Don’t give me that crap about LeBron’s teammates or lack thereof. Jordan didn’t exactly have Hakeem Olajuwon in the middle. Heck, he didn’t even have Zydrunas Ilgauskas. And look at the Spurs. Other than Tim Duncan, who on that team was supposed to amount to anything? Michael Finley…14 years ago?

I look at the draft as a litmus test for how good the scouts believe a player would be. I understand that Tony Parker is quick, but he wasn’t supposed to be this good. Same thing goes for Manu Ginobili. But Tim Duncan (and Eva Longoria) has made them into household names and perennial All-Star contenders, and more importantly, perennial championship contenders.

Isn’t that what LeBron was supposed to do so well in the first place? To elevate the games of his teammates a la Magic Johnson? I mean, for all the times we’ve questioned the playing ability of Damon Jones and Eric Snow, did we totally forget that Robert Horry is horrible in precisely 47 minutes of every game? Yeah. Because Tim Duncan IS that good.

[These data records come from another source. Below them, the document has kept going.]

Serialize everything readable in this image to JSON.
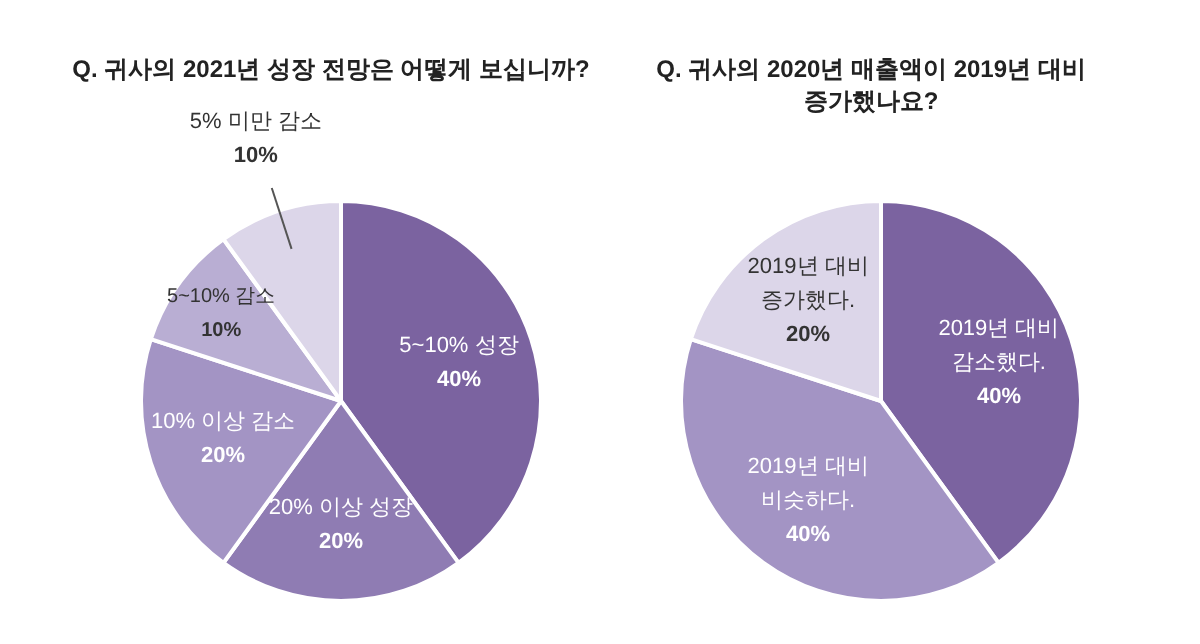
{
  "chart_data": [
    {
      "type": "pie",
      "title": "Q. 귀사의 2021년 성장 전망은 어떻게 보십니까?",
      "categories": [
        "5~10% 성장",
        "20% 이상 성장",
        "10% 이상 감소",
        "5~10% 감소",
        "5% 미만 감소"
      ],
      "values": [
        40,
        20,
        20,
        10,
        10
      ],
      "value_labels": [
        "40%",
        "20%",
        "20%",
        "10%",
        "10%"
      ],
      "colors": [
        "#7b63a0",
        "#8f7cb3",
        "#a394c4",
        "#b9aed3",
        "#dcd6e9"
      ]
    },
    {
      "type": "pie",
      "title": "Q. 귀사의 2020년 매출액이 2019년 대비\n증가했나요?",
      "categories": [
        "2019년 대비\n감소했다.",
        "2019년 대비\n비슷하다.",
        "2019년 대비\n증가했다."
      ],
      "values": [
        40,
        40,
        20
      ],
      "value_labels": [
        "40%",
        "40%",
        "20%"
      ],
      "colors": [
        "#7b63a0",
        "#a394c4",
        "#dcd6e9"
      ]
    }
  ]
}
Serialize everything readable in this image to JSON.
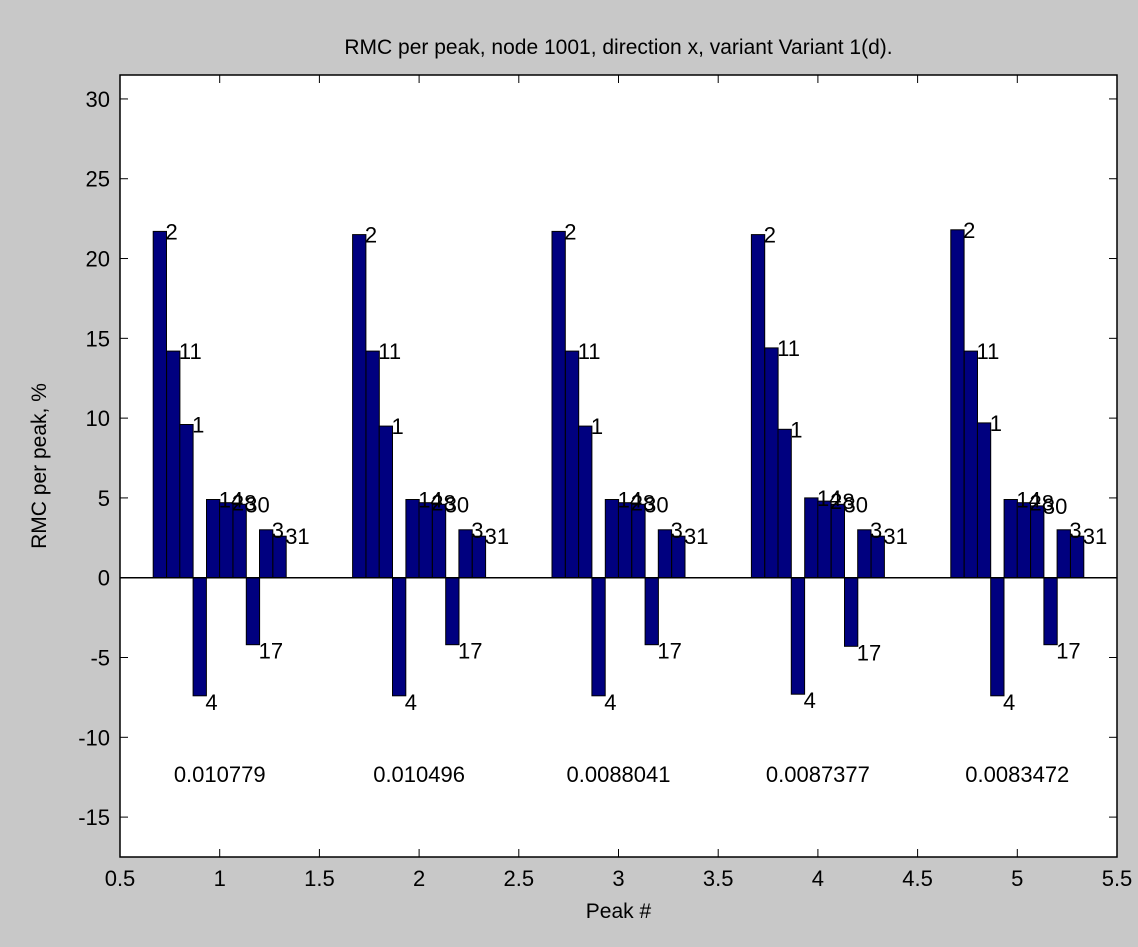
{
  "chart_data": {
    "type": "bar",
    "title": "RMC per peak, node 1001, direction x, variant Variant 1(d).",
    "xlabel": "Peak #",
    "ylabel": "RMC per peak, %",
    "xlim": [
      0.5,
      5.5
    ],
    "ylim": [
      -17.5,
      31.5
    ],
    "xticks": [
      "0.5",
      "1",
      "1.5",
      "2",
      "2.5",
      "3",
      "3.5",
      "4",
      "4.5",
      "5",
      "5.5"
    ],
    "xtick_values": [
      0.5,
      1,
      1.5,
      2,
      2.5,
      3,
      3.5,
      4,
      4.5,
      5,
      5.5
    ],
    "yticks": [
      "30",
      "25",
      "20",
      "15",
      "10",
      "5",
      "0",
      "-5",
      "-10",
      "-15"
    ],
    "ytick_values": [
      30,
      25,
      20,
      15,
      10,
      5,
      0,
      -5,
      -10,
      -15
    ],
    "bar_color": "#00007f",
    "grid": false,
    "bar_offsets": [
      -0.3,
      -0.233,
      -0.167,
      -0.1,
      -0.033,
      0.033,
      0.1,
      0.167,
      0.233,
      0.3
    ],
    "peaks": [
      {
        "peak": 1,
        "summary": "0.010779",
        "bars": [
          {
            "label": "2",
            "value": 21.7
          },
          {
            "label": "11",
            "value": 14.2
          },
          {
            "label": "1",
            "value": 9.6
          },
          {
            "label": "4",
            "value": -7.4
          },
          {
            "label": "14",
            "value": 4.9
          },
          {
            "label": "28",
            "value": 4.7
          },
          {
            "label": "30",
            "value": 4.6
          },
          {
            "label": "17",
            "value": -4.2
          },
          {
            "label": "3",
            "value": 3.0
          },
          {
            "label": "31",
            "value": 2.6
          }
        ]
      },
      {
        "peak": 2,
        "summary": "0.010496",
        "bars": [
          {
            "label": "2",
            "value": 21.5
          },
          {
            "label": "11",
            "value": 14.2
          },
          {
            "label": "1",
            "value": 9.5
          },
          {
            "label": "4",
            "value": -7.4
          },
          {
            "label": "14",
            "value": 4.9
          },
          {
            "label": "28",
            "value": 4.7
          },
          {
            "label": "30",
            "value": 4.6
          },
          {
            "label": "17",
            "value": -4.2
          },
          {
            "label": "3",
            "value": 3.0
          },
          {
            "label": "31",
            "value": 2.6
          }
        ]
      },
      {
        "peak": 3,
        "summary": "0.0088041",
        "bars": [
          {
            "label": "2",
            "value": 21.7
          },
          {
            "label": "11",
            "value": 14.2
          },
          {
            "label": "1",
            "value": 9.5
          },
          {
            "label": "4",
            "value": -7.4
          },
          {
            "label": "14",
            "value": 4.9
          },
          {
            "label": "28",
            "value": 4.7
          },
          {
            "label": "30",
            "value": 4.6
          },
          {
            "label": "17",
            "value": -4.2
          },
          {
            "label": "3",
            "value": 3.0
          },
          {
            "label": "31",
            "value": 2.6
          }
        ]
      },
      {
        "peak": 4,
        "summary": "0.0087377",
        "bars": [
          {
            "label": "2",
            "value": 21.5
          },
          {
            "label": "11",
            "value": 14.4
          },
          {
            "label": "1",
            "value": 9.3
          },
          {
            "label": "4",
            "value": -7.3
          },
          {
            "label": "14",
            "value": 5.0
          },
          {
            "label": "28",
            "value": 4.8
          },
          {
            "label": "30",
            "value": 4.6
          },
          {
            "label": "17",
            "value": -4.3
          },
          {
            "label": "3",
            "value": 3.0
          },
          {
            "label": "31",
            "value": 2.6
          }
        ]
      },
      {
        "peak": 5,
        "summary": "0.0083472",
        "bars": [
          {
            "label": "2",
            "value": 21.8
          },
          {
            "label": "11",
            "value": 14.2
          },
          {
            "label": "1",
            "value": 9.7
          },
          {
            "label": "4",
            "value": -7.4
          },
          {
            "label": "14",
            "value": 4.9
          },
          {
            "label": "28",
            "value": 4.7
          },
          {
            "label": "30",
            "value": 4.5
          },
          {
            "label": "17",
            "value": -4.2
          },
          {
            "label": "3",
            "value": 3.0
          },
          {
            "label": "31",
            "value": 2.6
          }
        ]
      }
    ]
  }
}
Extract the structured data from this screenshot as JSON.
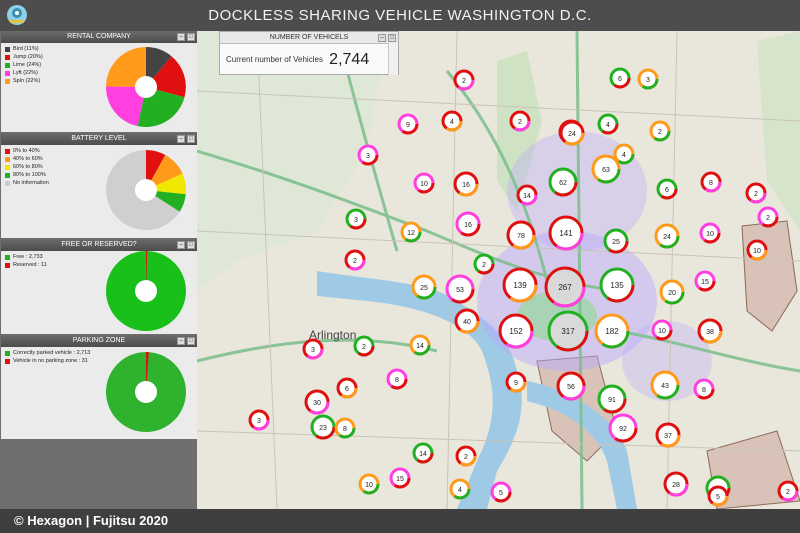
{
  "header": {
    "title": "DOCKLESS SHARING VEHICLE WASHINGTON D.C."
  },
  "colors": {
    "green": "#22b022",
    "red": "#e01010",
    "orange": "#ff9a1a",
    "magenta": "#ff3fe0",
    "yellow": "#f0e800",
    "dark": "#444444",
    "grey": "#cccccc"
  },
  "panels": {
    "rental": {
      "title": "RENTAL COMPANY",
      "items": [
        {
          "label": "Bird (11%)",
          "color": "#444444"
        },
        {
          "label": "Jump (20%)",
          "color": "#e01010"
        },
        {
          "label": "Lime (24%)",
          "color": "#22b022"
        },
        {
          "label": "Lyft (22%)",
          "color": "#ff3fe0"
        },
        {
          "label": "Spin (22%)",
          "color": "#ff9a1a"
        }
      ]
    },
    "battery": {
      "title": "BATTERY LEVEL",
      "items": [
        {
          "label": "0% to 40%",
          "color": "#e01010"
        },
        {
          "label": "40% to 60%",
          "color": "#ff9a1a"
        },
        {
          "label": "60% to 80%",
          "color": "#f0e800"
        },
        {
          "label": "80% to 100%",
          "color": "#22b022"
        },
        {
          "label": "No information",
          "color": "#cccccc"
        }
      ]
    },
    "free": {
      "title": "FREE OR RESERVED?",
      "items": [
        {
          "label": "Free : 2,733",
          "color": "#22b022"
        },
        {
          "label": "Reserved : 11",
          "color": "#e01010"
        }
      ]
    },
    "parking": {
      "title": "PARKING ZONE",
      "items": [
        {
          "label": "Correctly parked vehicle : 2,713",
          "color": "#22b022"
        },
        {
          "label": "Vehicle in no parking zone : 31",
          "color": "#e01010"
        }
      ]
    }
  },
  "vehicles_panel": {
    "title": "NUMBER OF VEHICELS",
    "label": "Current number of Vehicles",
    "count": "2,744"
  },
  "map": {
    "city_label": "Arlington",
    "clusters": [
      "2",
      "6",
      "3",
      "9",
      "4",
      "2",
      "4",
      "2",
      "3",
      "24",
      "2",
      "6",
      "4",
      "10",
      "16",
      "14",
      "62",
      "63",
      "2",
      "24",
      "8",
      "3",
      "12",
      "16",
      "78",
      "141",
      "25",
      "24",
      "10",
      "10",
      "2",
      "2",
      "25",
      "53",
      "139",
      "267",
      "135",
      "20",
      "15",
      "40",
      "152",
      "317",
      "182",
      "10",
      "38",
      "3",
      "2",
      "14",
      "8",
      "9",
      "56",
      "91",
      "43",
      "8",
      "6",
      "30",
      "23",
      "8",
      "92",
      "37",
      "3",
      "14",
      "10",
      "15",
      "2",
      "28",
      "28",
      "4",
      "5",
      "5",
      "2",
      "2"
    ]
  },
  "footer": {
    "text": "© Hexagon | Fujitsu 2020"
  }
}
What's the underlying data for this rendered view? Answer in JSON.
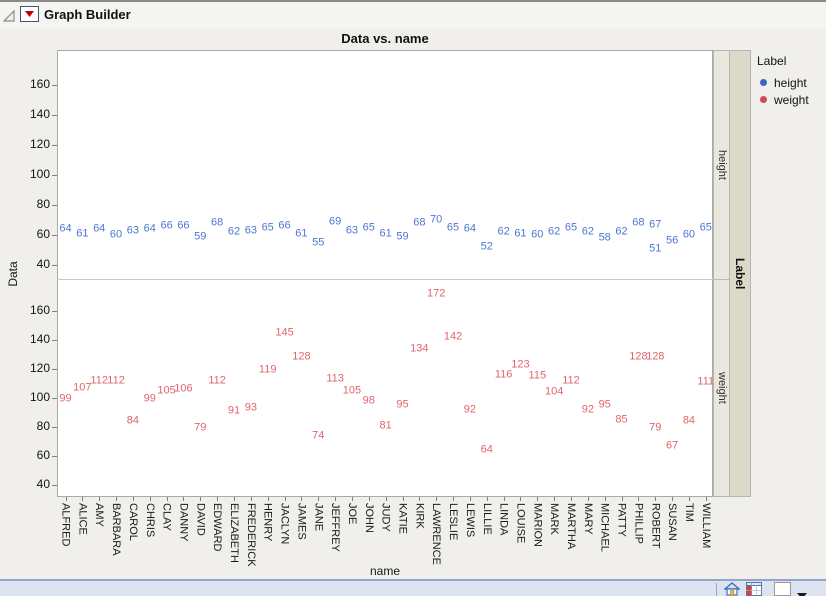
{
  "window": {
    "title": "Graph Builder"
  },
  "chart": {
    "title": "Data vs. name",
    "x_axis_label": "name",
    "y_axis_label": "Data",
    "y_ticks": [
      160,
      140,
      120,
      100,
      80,
      60,
      40
    ]
  },
  "panel_strip": {
    "top": "height",
    "bottom": "weight",
    "group": "Label"
  },
  "legend": {
    "title": "Label",
    "items": [
      {
        "label": "height",
        "color": "#3b63c6"
      },
      {
        "label": "weight",
        "color": "#cf4a54"
      }
    ]
  },
  "colors": {
    "height_label": "#4d76d0",
    "weight_label": "#e2646c"
  },
  "chart_data": {
    "type": "scatter",
    "title": "Data vs. name",
    "xlabel": "name",
    "ylabel": "Data",
    "y_ticks": [
      160,
      140,
      120,
      100,
      80,
      60,
      40
    ],
    "panels": [
      "height",
      "weight"
    ],
    "panel_group_label": "Label",
    "point_labels_shown": true,
    "categories": [
      "ALFRED",
      "ALICE",
      "AMY",
      "BARBARA",
      "CAROL",
      "CHRIS",
      "CLAY",
      "DANNY",
      "DAVID",
      "EDWARD",
      "ELIZABETH",
      "FREDERICK",
      "HENRY",
      "JACLYN",
      "JAMES",
      "JANE",
      "JEFFREY",
      "JOE",
      "JOHN",
      "JUDY",
      "KATIE",
      "KIRK",
      "LAWRENCE",
      "LESLIE",
      "LEWIS",
      "LILLIE",
      "LINDA",
      "LOUISE",
      "MARION",
      "MARK",
      "MARTHA",
      "MARY",
      "MICHAEL",
      "PATTY",
      "PHILLIP",
      "ROBERT",
      "SUSAN",
      "TIM",
      "WILLIAM"
    ],
    "points": [
      {
        "name": "ALFRED",
        "height": 64,
        "weight": 99
      },
      {
        "name": "ALICE",
        "height": 61,
        "weight": 107
      },
      {
        "name": "AMY",
        "height": 64,
        "weight": 112
      },
      {
        "name": "BARBARA",
        "height": 60,
        "weight": 112
      },
      {
        "name": "CAROL",
        "height": 63,
        "weight": 84
      },
      {
        "name": "CHRIS",
        "height": 64,
        "weight": 99
      },
      {
        "name": "CLAY",
        "height": 66,
        "weight": 105
      },
      {
        "name": "DANNY",
        "height": 66,
        "weight": 106
      },
      {
        "name": "DAVID",
        "height": 59,
        "weight": 79
      },
      {
        "name": "EDWARD",
        "height": 68,
        "weight": 112
      },
      {
        "name": "ELIZABETH",
        "height": 62,
        "weight": 91
      },
      {
        "name": "FREDERICK",
        "height": 63,
        "weight": 93
      },
      {
        "name": "HENRY",
        "height": 65,
        "weight": 119
      },
      {
        "name": "JACLYN",
        "height": 66,
        "weight": 145
      },
      {
        "name": "JAMES",
        "height": 61,
        "weight": 128
      },
      {
        "name": "JANE",
        "height": 55,
        "weight": 74
      },
      {
        "name": "JEFFREY",
        "height": 69,
        "weight": 113
      },
      {
        "name": "JOE",
        "height": 63,
        "weight": 105
      },
      {
        "name": "JOHN",
        "height": 65,
        "weight": 98
      },
      {
        "name": "JUDY",
        "height": 61,
        "weight": 81
      },
      {
        "name": "KATIE",
        "height": 59,
        "weight": 95
      },
      {
        "name": "KIRK",
        "height": 68,
        "weight": 134
      },
      {
        "name": "LAWRENCE",
        "height": 70,
        "weight": 172
      },
      {
        "name": "LESLIE",
        "height": 65,
        "weight": 142
      },
      {
        "name": "LEWIS",
        "height": 64,
        "weight": 92
      },
      {
        "name": "LILLIE",
        "height": 52,
        "weight": 64
      },
      {
        "name": "LINDA",
        "height": 62,
        "weight": 116
      },
      {
        "name": "LOUISE",
        "height": 61,
        "weight": 123
      },
      {
        "name": "MARION",
        "height": 60,
        "weight": 115
      },
      {
        "name": "MARK",
        "height": 62,
        "weight": 104
      },
      {
        "name": "MARTHA",
        "height": 65,
        "weight": 112
      },
      {
        "name": "MARY",
        "height": 62,
        "weight": 92
      },
      {
        "name": "MICHAEL",
        "height": 58,
        "weight": 95
      },
      {
        "name": "PATTY",
        "height": 62,
        "weight": 85
      },
      {
        "name": "PHILLIP",
        "height": 68,
        "weight": 128
      },
      {
        "name": "ROBERT",
        "height": 67,
        "weight": 128
      },
      {
        "name": "ROBERT",
        "height": 51,
        "weight": 79
      },
      {
        "name": "SUSAN",
        "height": 56,
        "weight": 67
      },
      {
        "name": "TIM",
        "height": 60,
        "weight": 84
      },
      {
        "name": "WILLIAM",
        "height": 65,
        "weight": 111
      }
    ]
  },
  "status_bar": {
    "icons": [
      "home-icon",
      "data-table-icon",
      "selection-box",
      "dropdown-triangle"
    ]
  }
}
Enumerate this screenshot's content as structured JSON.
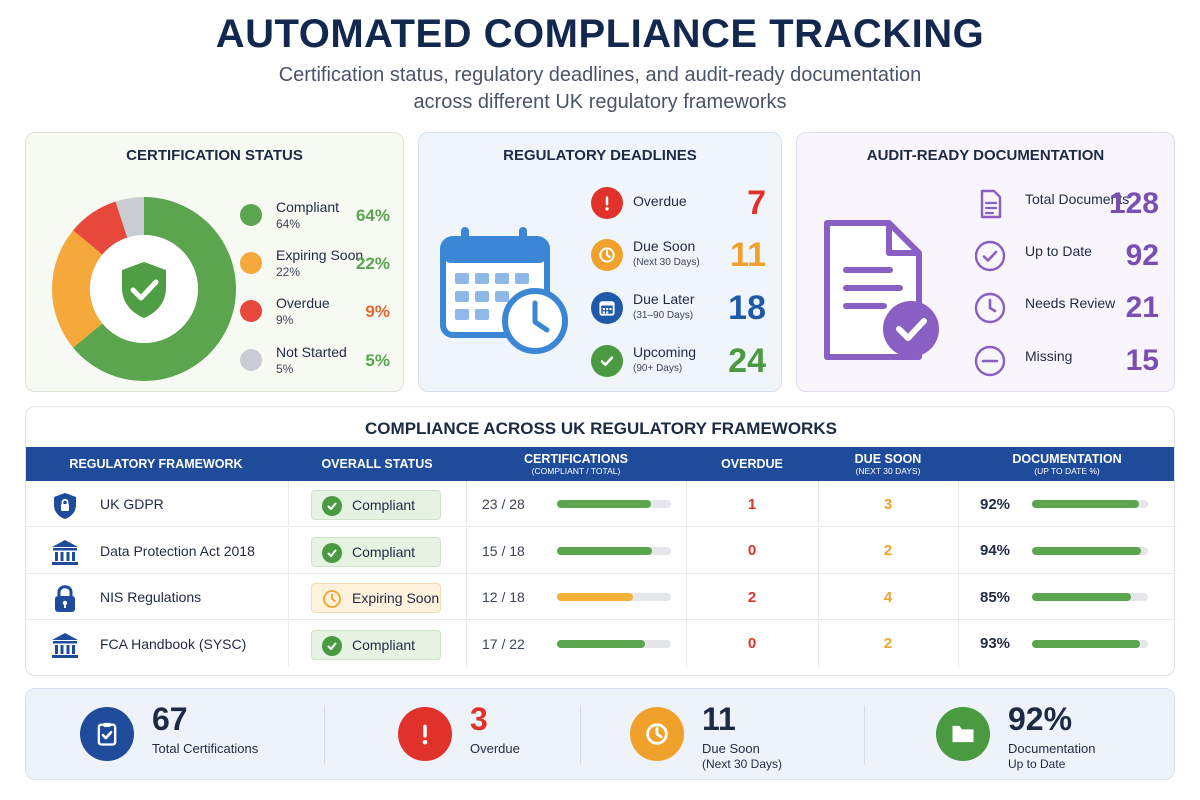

Not to take anything away from LeBron’s performance though. On that stage, in that arena, against that team, yeah; it was great. Did it surpise me? Not at all.

At no point did LeBron impress me really. I KNEW he could jump out of the gym. I KNEW he was a 22-year-old guard despite looking like a 30-year-old power forward. I knew this, and expected it in Game 1. After all, he could have powered home a dunk for the ages on Tayshaun, but instead he decided to defer to his fat 3-point shooting power forward, Donyell “No I’m not Ludacris in 10 years” Marshall. Then I was so sure that he would dunk it in Game 2. Instead, we got a Vince Carter type fadeaway five feet from the rim.

So he had failed twice already. So why does this become like he didn’t mess those situations up. If he does, this game doesn’t even take place. The Cavs would have swept the Pistons dynasty and the Knicks would be introducing Rasheed Wallace as their Power Forward right now. (I wish)

To me this is like A-Rod striking out 50 consecutive times in clutch situations. We know he has the talent. We knew it. Now in the World Series, he finally hits a clutch grand slam. Does it instantly make him clutch? Does it instantly make him great? What if instead of A-Rod, it’s Josh Phelps. Does he become an all-time great too? No. Just ask Miguel Cairo.)

Michael Jordan said it all recently when he said, "Making 'The Leap' is where you do it every single night. It's expected of you, and you do it. ... Not one game, not two games. It's consistent. Every defense comes in and they focus on you and you still impact the game. I think he's shown signs of that."

Signs. That’s it. Maybe he will become great one day and pass down this advice to the next LeBron. But he’s not there yet, and don’t be surprised if Tim Duncan shows him that. But instead of forcing the weight of the world’s expectations upon him, why don’t we just sit back and let him develop into the player he’s destined to be.